First-off, a definition: (Source: Wikipedia)
A KSA, or Knowledge, Skills, and Abilities, is a series of narrative statements that are required when applying to United States Federal government job openings. KSAs are used to determine, along with résumés, who the best applicants are when several candidates qualify for a job. KSAs are meant to be brief and focused on one’s career and educational background that presumably qualify one to perform the duties of the position.
The terms Knowledge, Skills, and Abilities sound so similar that one may think they are interchangeable (or at least overlapping). However, they are distinctly different dimensions of an individual’s qualifications. (Source: The Balance Careers)
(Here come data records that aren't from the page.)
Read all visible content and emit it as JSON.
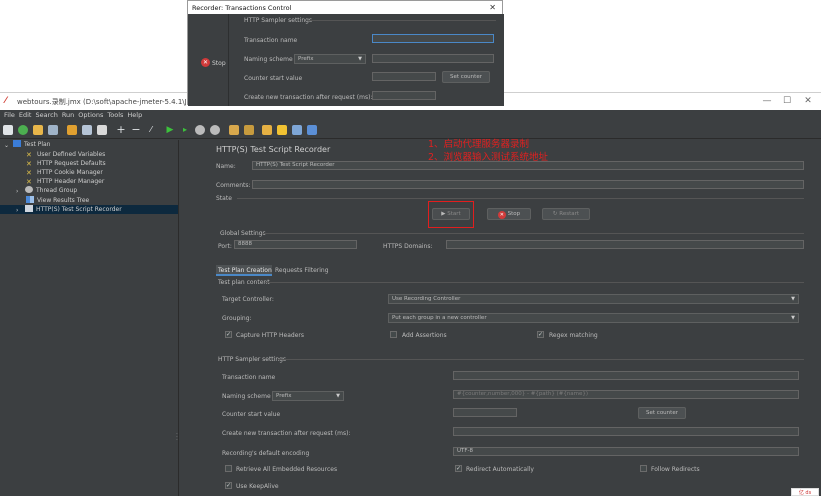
{
  "window": {
    "title": "webtours.录制.jmx (D:\\soft\\apache-jmeter-5.4.1\\Jmeter",
    "minimize": "—",
    "maximize": "☐",
    "close": "✕"
  },
  "menu": [
    "File",
    "Edit",
    "Search",
    "Run",
    "Options",
    "Tools",
    "Help"
  ],
  "tree": {
    "items": [
      {
        "label": "Test Plan",
        "icon": "test-plan-icon"
      },
      {
        "label": "User Defined Variables",
        "icon": "wrench-icon"
      },
      {
        "label": "HTTP Request Defaults",
        "icon": "wrench-icon"
      },
      {
        "label": "HTTP Cookie Manager",
        "icon": "wrench-icon"
      },
      {
        "label": "HTTP Header Manager",
        "icon": "wrench-icon"
      },
      {
        "label": "Thread Group",
        "icon": "gear-icon"
      },
      {
        "label": "View Results Tree",
        "icon": "chart-icon"
      },
      {
        "label": "HTTP(S) Test Script Recorder",
        "icon": "recorder-icon"
      }
    ]
  },
  "recorder": {
    "heading": "HTTP(S) Test Script Recorder",
    "name_label": "Name:",
    "name_value": "HTTP(S) Test Script Recorder",
    "comments_label": "Comments:",
    "comments_value": "",
    "state_label": "State",
    "start_label": "Start",
    "stop_label": "Stop",
    "restart_label": "Restart",
    "global_settings_label": "Global Settings",
    "port_label": "Port:",
    "port_value": "8888",
    "https_domains_label": "HTTPS Domains:",
    "https_domains_value": "",
    "tabs": [
      "Test Plan Creation",
      "Requests Filtering"
    ],
    "test_plan_content_label": "Test plan content",
    "target_controller_label": "Target Controller:",
    "target_controller_value": "Use Recording Controller",
    "grouping_label": "Grouping:",
    "grouping_value": "Put each group in a new controller",
    "capture_headers_label": "Capture HTTP Headers",
    "add_assertions_label": "Add Assertions",
    "regex_matching_label": "Regex matching",
    "sampler_settings_label": "HTTP Sampler settings",
    "transaction_name_label": "Transaction name",
    "transaction_name_value": "",
    "naming_scheme_label": "Naming scheme",
    "naming_scheme_value": "Prefix",
    "naming_pattern_placeholder": "#{counter,number,000} - #{path} (#{name})",
    "counter_start_label": "Counter start value",
    "counter_start_value": "",
    "set_counter_label": "Set counter",
    "create_new_tx_label": "Create new transaction after request (ms):",
    "create_new_tx_value": "",
    "encoding_label": "Recording's default encoding",
    "encoding_value": "UTF-8",
    "retrieve_embedded_label": "Retrieve All Embedded Resources",
    "redirect_auto_label": "Redirect Automatically",
    "follow_redirects_label": "Follow Redirects",
    "keepalive_label": "Use KeepAlive"
  },
  "popup": {
    "title": "Recorder: Transactions Control",
    "close": "✕",
    "stop_label": "Stop",
    "section_label": "HTTP Sampler settings",
    "transaction_name_label": "Transaction name",
    "transaction_name_value": "",
    "naming_scheme_label": "Naming scheme",
    "naming_scheme_value": "Prefix",
    "counter_start_label": "Counter start value",
    "counter_start_value": "",
    "set_counter_label": "Set counter",
    "create_new_tx_label": "Create new transaction after request (ms):",
    "create_new_tx_value": ""
  },
  "annotations": {
    "line1": "1、启动代理服务器录制",
    "line2": "2、浏览器输入测试系统地址"
  },
  "corner_logo": "亿 ds"
}
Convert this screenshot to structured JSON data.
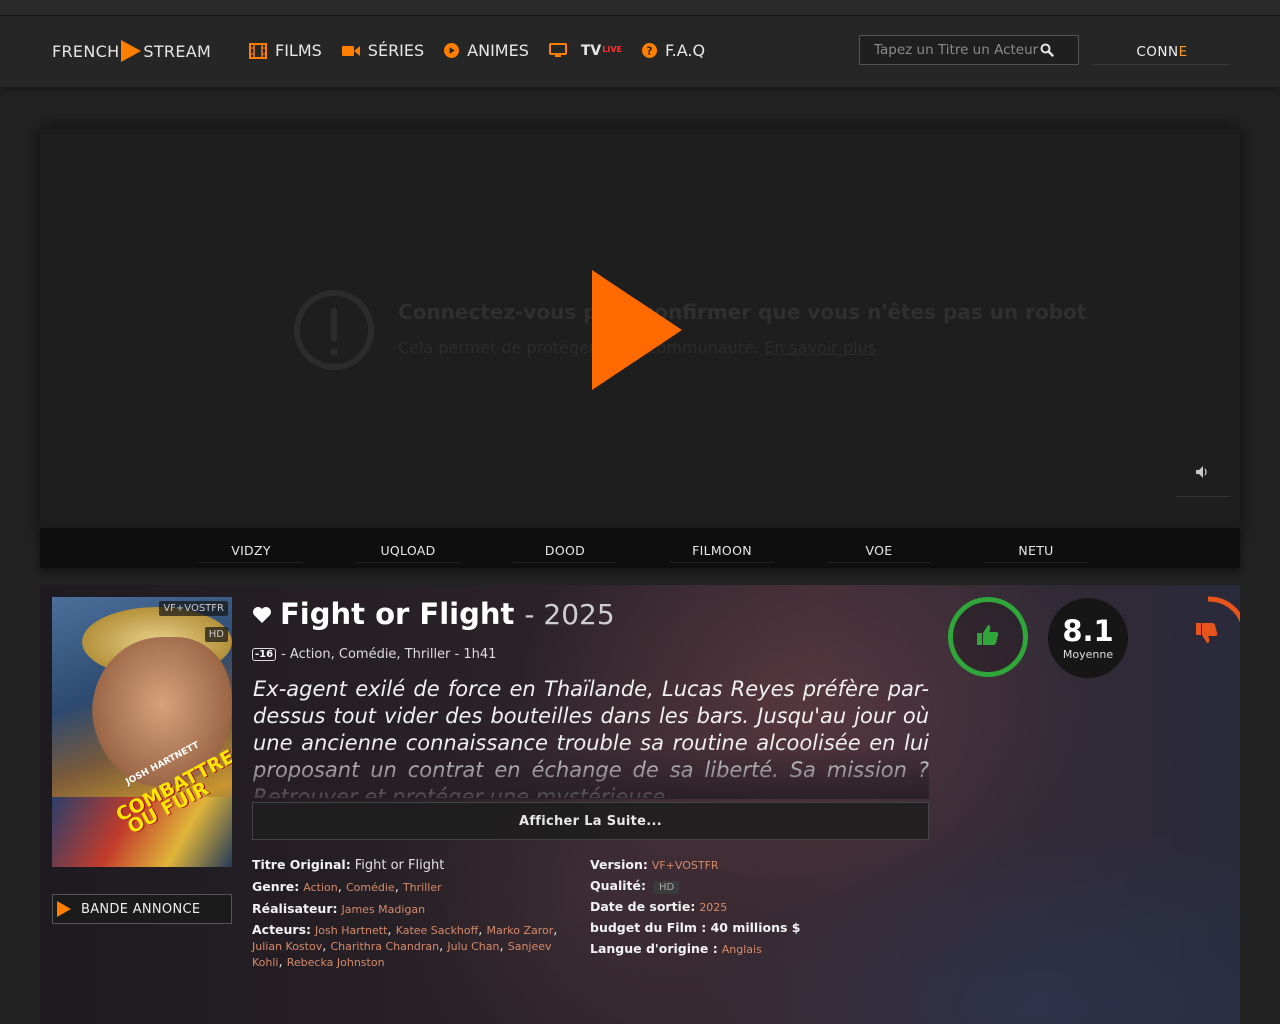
{
  "header": {
    "logo_left": "FRENCH",
    "logo_right": "STREAM",
    "nav": [
      {
        "label": "FILMS",
        "icon": "film-icon"
      },
      {
        "label": "SÉRIES",
        "icon": "video-camera-icon"
      },
      {
        "label": "ANIMES",
        "icon": "play-circle-icon"
      },
      {
        "label": "TV",
        "badge": "LIVE",
        "icon": "tv-icon"
      },
      {
        "label": "F.A.Q",
        "icon": "question-circle-icon"
      }
    ],
    "search_placeholder": "Tapez un Titre un Acteur",
    "login_main": "CONN",
    "login_accent": "E"
  },
  "player": {
    "captcha_title": "Connectez-vous pour confirmer que vous n'êtes pas un robot",
    "captcha_sub": "Cela permet de protéger notre communauté.",
    "captcha_link": "En savoir plus"
  },
  "servers": [
    "VIDZY",
    "UQLOAD",
    "DOOD",
    "FILMOON",
    "VOE",
    "NETU"
  ],
  "movie": {
    "title": "Fight or Flight",
    "year_sep": "- 2025",
    "age": "-16",
    "meta": "- Action, Comédie, Thriller - 1h41",
    "synopsis": "Ex-agent exilé de force en Thaïlande, Lucas Reyes préfère par-dessus tout vider des bouteilles dans les bars. Jusqu'au jour où une ancienne connaissance trouble sa routine alcoolisée en lui proposant un contrat en échange de sa liberté. Sa mission ? Retrouver et protéger une mystérieuse",
    "more_label": "Afficher La Suite...",
    "poster_badge_version": "VF+VOSTFR",
    "poster_badge_quality": "HD",
    "poster_actor": "JOSH HARTNETT",
    "poster_title_1": "COMBATTRE",
    "poster_title_2": "OU FUIR",
    "trailer_label": "BANDE ANNONCE",
    "details_left": {
      "original_title_label": "Titre Original:",
      "original_title": "Fight or Flight",
      "genre_label": "Genre:",
      "genres": [
        "Action",
        "Comédie",
        "Thriller"
      ],
      "director_label": "Réalisateur:",
      "director": "James Madigan",
      "actors_label": "Acteurs:",
      "actors": [
        "Josh Hartnett",
        "Katee Sackhoff",
        "Marko Zaror",
        "Julian Kostov",
        "Charithra Chandran",
        "Julu Chan",
        "Sanjeev Kohli",
        "Rebecka Johnston"
      ]
    },
    "details_right": {
      "version_label": "Version:",
      "version": "VF+VOSTFR",
      "quality_label": "Qualité:",
      "quality": "HD",
      "release_label": "Date de sortie:",
      "release": "2025",
      "budget_label": "budget du Film : 40 millions $",
      "language_label": "Langue d'origine :",
      "language": "Anglais"
    },
    "rating_value": "8.1",
    "rating_label": "Moyenne",
    "like_ratio": 1.0,
    "dislike_ratio": 0.2
  },
  "colors": {
    "accent": "#ff7f00",
    "play": "#ff6a00",
    "like": "#2fa53a",
    "dislike": "#e8551c",
    "link": "#d58a6a"
  }
}
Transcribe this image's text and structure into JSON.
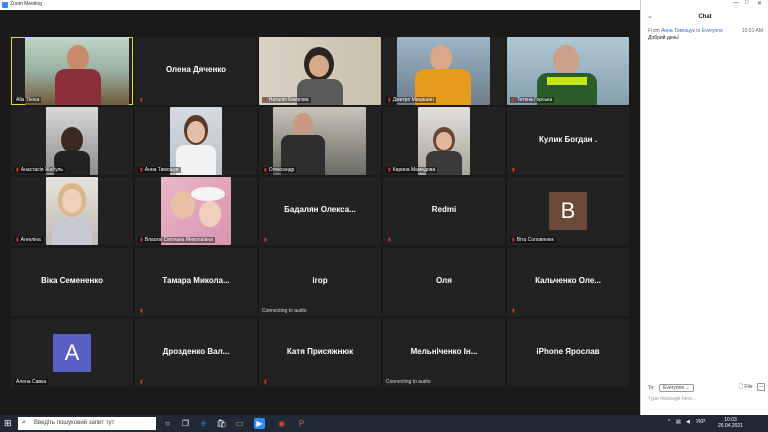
{
  "window": {
    "title": "Zoom Meeting"
  },
  "participants": [
    {
      "label": "Alla Tkova",
      "video": true,
      "active": true
    },
    {
      "name": "Олена Дяченко",
      "video": false
    },
    {
      "label": "Наталія Бекірова",
      "video": true
    },
    {
      "label": "Дмитро Мицишин",
      "video": true
    },
    {
      "label": "Тетяна Горська",
      "video": true
    },
    {
      "label": "Анастасія Жабуль",
      "video": true
    },
    {
      "label": "Анна Тимощук",
      "video": true
    },
    {
      "label": "Олександр",
      "video": true
    },
    {
      "label": "Карина Мамедова",
      "video": true
    },
    {
      "name": "Кулик Богдан .",
      "video": false
    },
    {
      "label": "Ангеліна",
      "video": true
    },
    {
      "label": "Власюк Світлана Миколаївна",
      "video": true
    },
    {
      "name": "Бадалян Олекса...",
      "video": false
    },
    {
      "name": "Redmi",
      "video": false
    },
    {
      "label": "Віта Соловянюк",
      "video": false,
      "avatar_letter": "В"
    },
    {
      "name": "Віка Семененко",
      "video": false
    },
    {
      "name": "Тамара Микола...",
      "video": false
    },
    {
      "name": "ігор",
      "video": false,
      "status": "Connecting to audio"
    },
    {
      "name": "Оля",
      "video": false
    },
    {
      "name": "Кальченко Оле...",
      "video": false
    },
    {
      "label": "Алена Савка",
      "video": false,
      "avatar_letter": "А"
    },
    {
      "name": "Дрозденко Вал...",
      "video": false
    },
    {
      "name": "Катя Присяжнюк",
      "video": false
    },
    {
      "name": "Мельніченко Ін...",
      "video": false,
      "status": "Connecting to audio"
    },
    {
      "name": "iPhone Ярослав",
      "video": false
    }
  ],
  "chat": {
    "title": "Chat",
    "message": {
      "from_prefix": "From",
      "sender": "Анна Тимощук",
      "to_text": "to",
      "recipient": "Everyone",
      "time": "10:01 AM",
      "text": "Добрий день!"
    },
    "to_label": "To:",
    "to_value": "Everyone",
    "file_label": "File",
    "placeholder": "Type message here..."
  },
  "taskbar": {
    "search_placeholder": "Введіть пошуковий запит тут",
    "lang": "УКР",
    "time": "10:03",
    "date": "26.04.2021"
  }
}
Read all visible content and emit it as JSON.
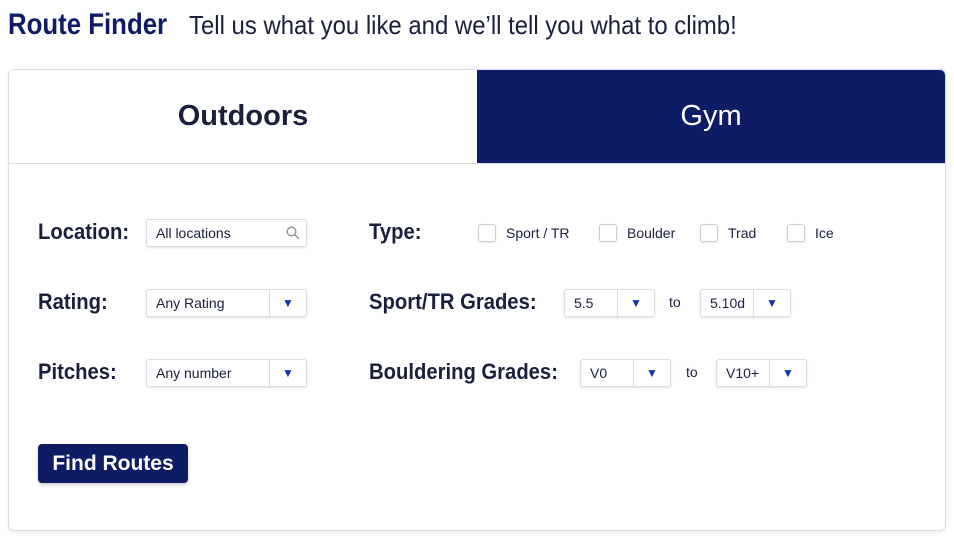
{
  "header": {
    "brand": "Route Finder",
    "tagline": "Tell us what you like and we’ll tell you what to climb!"
  },
  "tabs": [
    {
      "label": "Outdoors",
      "active": true
    },
    {
      "label": "Gym",
      "active": false
    }
  ],
  "filters": {
    "location": {
      "label": "Location:",
      "value": "All locations",
      "icon": "search-icon"
    },
    "rating": {
      "label": "Rating:",
      "value": "Any Rating"
    },
    "pitches": {
      "label": "Pitches:",
      "value": "Any number"
    },
    "type": {
      "label": "Type:",
      "options": [
        {
          "label": "Sport / TR",
          "checked": false
        },
        {
          "label": "Boulder",
          "checked": false
        },
        {
          "label": "Trad",
          "checked": false
        },
        {
          "label": "Ice",
          "checked": false
        }
      ]
    },
    "sport_grades": {
      "label": "Sport/TR Grades:",
      "from": "5.5",
      "to_label": "to",
      "to": "5.10d"
    },
    "bouldering_grades": {
      "label": "Bouldering Grades:",
      "from": "V0",
      "to_label": "to",
      "to": "V10+"
    }
  },
  "submit_label": "Find Routes",
  "colors": {
    "primary": "#0e1c66",
    "arrow": "#1433b8",
    "text": "#1a1f3c",
    "border": "#d9dde6"
  }
}
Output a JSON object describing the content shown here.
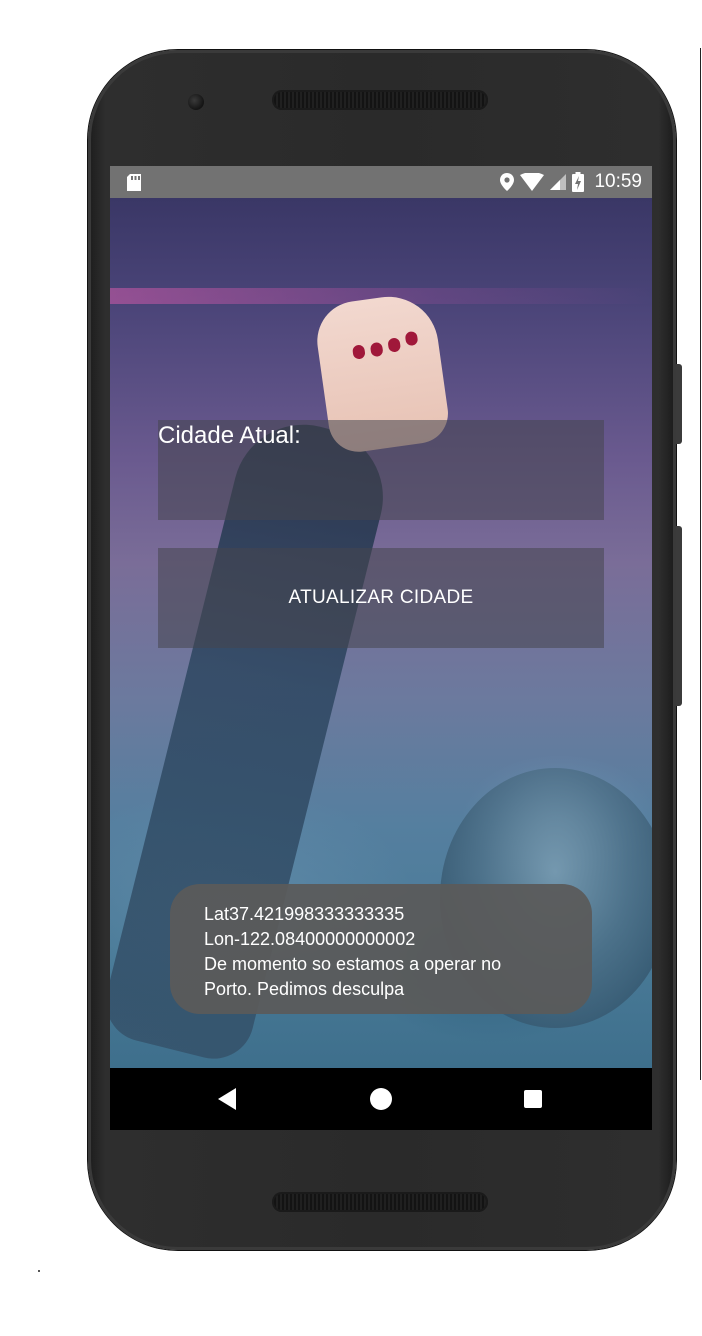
{
  "status_bar": {
    "time": "10:59",
    "icons": [
      "sd-card-icon",
      "location-icon",
      "wifi-icon",
      "cell-signal-icon",
      "battery-charging-icon"
    ]
  },
  "main": {
    "cidade_label": "Cidade Atual:",
    "update_button_label": "ATUALIZAR CIDADE"
  },
  "toast": {
    "lines": [
      "Lat37.421998333333335",
      "Lon-122.08400000000002",
      "De momento so estamos a operar no",
      "Porto. Pedimos desculpa"
    ]
  },
  "nav_bar": {
    "icons": [
      "back-icon",
      "home-icon",
      "recents-icon"
    ]
  },
  "colors": {
    "status_bar": "#727272",
    "panel": "rgba(70,70,78,0.55)",
    "toast": "#5a5a5a",
    "nav_bar": "#000000"
  }
}
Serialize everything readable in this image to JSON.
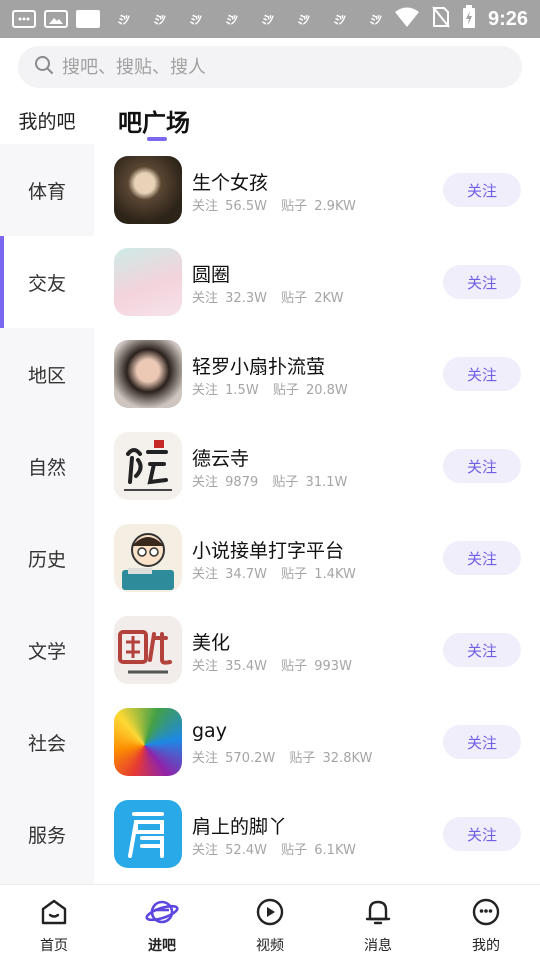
{
  "status_bar": {
    "time": "9:26",
    "app_badges": [
      "ﾐﾂ",
      "ﾐﾂ",
      "ﾐﾂ",
      "ﾐﾂ",
      "ﾐﾂ",
      "ﾐﾂ",
      "ﾐﾂ",
      "ﾐﾂ",
      "ﾐﾂ"
    ],
    "icons": [
      "message-icon",
      "image-icon",
      "app-icon",
      "wifi-icon",
      "no-sim-icon",
      "battery-charging-icon"
    ]
  },
  "search": {
    "placeholder": "搜吧、搜贴、搜人"
  },
  "sidebar": {
    "my_label": "我的吧",
    "items": [
      "体育",
      "交友",
      "地区",
      "自然",
      "历史",
      "文学",
      "社会",
      "服务"
    ],
    "active_index": 1
  },
  "main": {
    "title": "吧广场",
    "follow_label": "关注",
    "follow_prefix": "关注",
    "posts_prefix": "贴子",
    "forums": [
      {
        "name": "生个女孩",
        "followers": "56.5W",
        "posts": "2.9KW"
      },
      {
        "name": "圆圈",
        "followers": "32.3W",
        "posts": "2KW"
      },
      {
        "name": "轻罗小扇扑流萤",
        "followers": "1.5W",
        "posts": "20.8W"
      },
      {
        "name": "德云寺",
        "followers": "9879",
        "posts": "31.1W"
      },
      {
        "name": "小说接单打字平台",
        "followers": "34.7W",
        "posts": "1.4KW"
      },
      {
        "name": "美化",
        "followers": "35.4W",
        "posts": "993W"
      },
      {
        "name": "gay",
        "followers": "570.2W",
        "posts": "32.8KW"
      },
      {
        "name": "肩上的脚丫",
        "followers": "52.4W",
        "posts": "6.1KW"
      }
    ]
  },
  "bottom_nav": {
    "items": [
      {
        "label": "首页",
        "icon": "home-icon"
      },
      {
        "label": "进吧",
        "icon": "planet-icon"
      },
      {
        "label": "视频",
        "icon": "video-icon"
      },
      {
        "label": "消息",
        "icon": "bell-icon"
      },
      {
        "label": "我的",
        "icon": "profile-icon"
      }
    ],
    "active_index": 1
  },
  "colors": {
    "accent": "#7a68f0",
    "follow_bg": "#f1eefc",
    "follow_text": "#6f5ee6"
  }
}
Although the role being a Mother consists of performing hours of work (primarily of unpaid nature), Mothers are not viewed as workers by any State. Therefore, no Job Description or KSA exists for the role.
One of the goals of this space is to help form KSA for Motherhood.
Knowledge focuses on the understanding of concepts. It is theoretical and not practical. An individual may have an understanding of a topic or tool or some textbook knowledge of it but have no experience applying it. For example, someone might have read hundreds of articles on health and nutrition, many of them in scientific journals, but that doesn’t make that person qualified to dispense advice on nutrition.
Skills are the capabilities or proficiencies developed through training or hands-on experience. Skills are the practical application of theoretical knowledge. Someone can take a course on investing in financial futures, and therefore has knowledge of it. But getting experience in trading these instruments adds skills.
Abilities are often confused with skills, yet there is a subtle but important difference. Abilities are the innate traits or talents that a person brings to a task or situation. Many people can learn to negotiate competently by acquiring knowledge about it and practicing the skills it requires. A few are brilliant negotiators because they have the innate ability to persuade.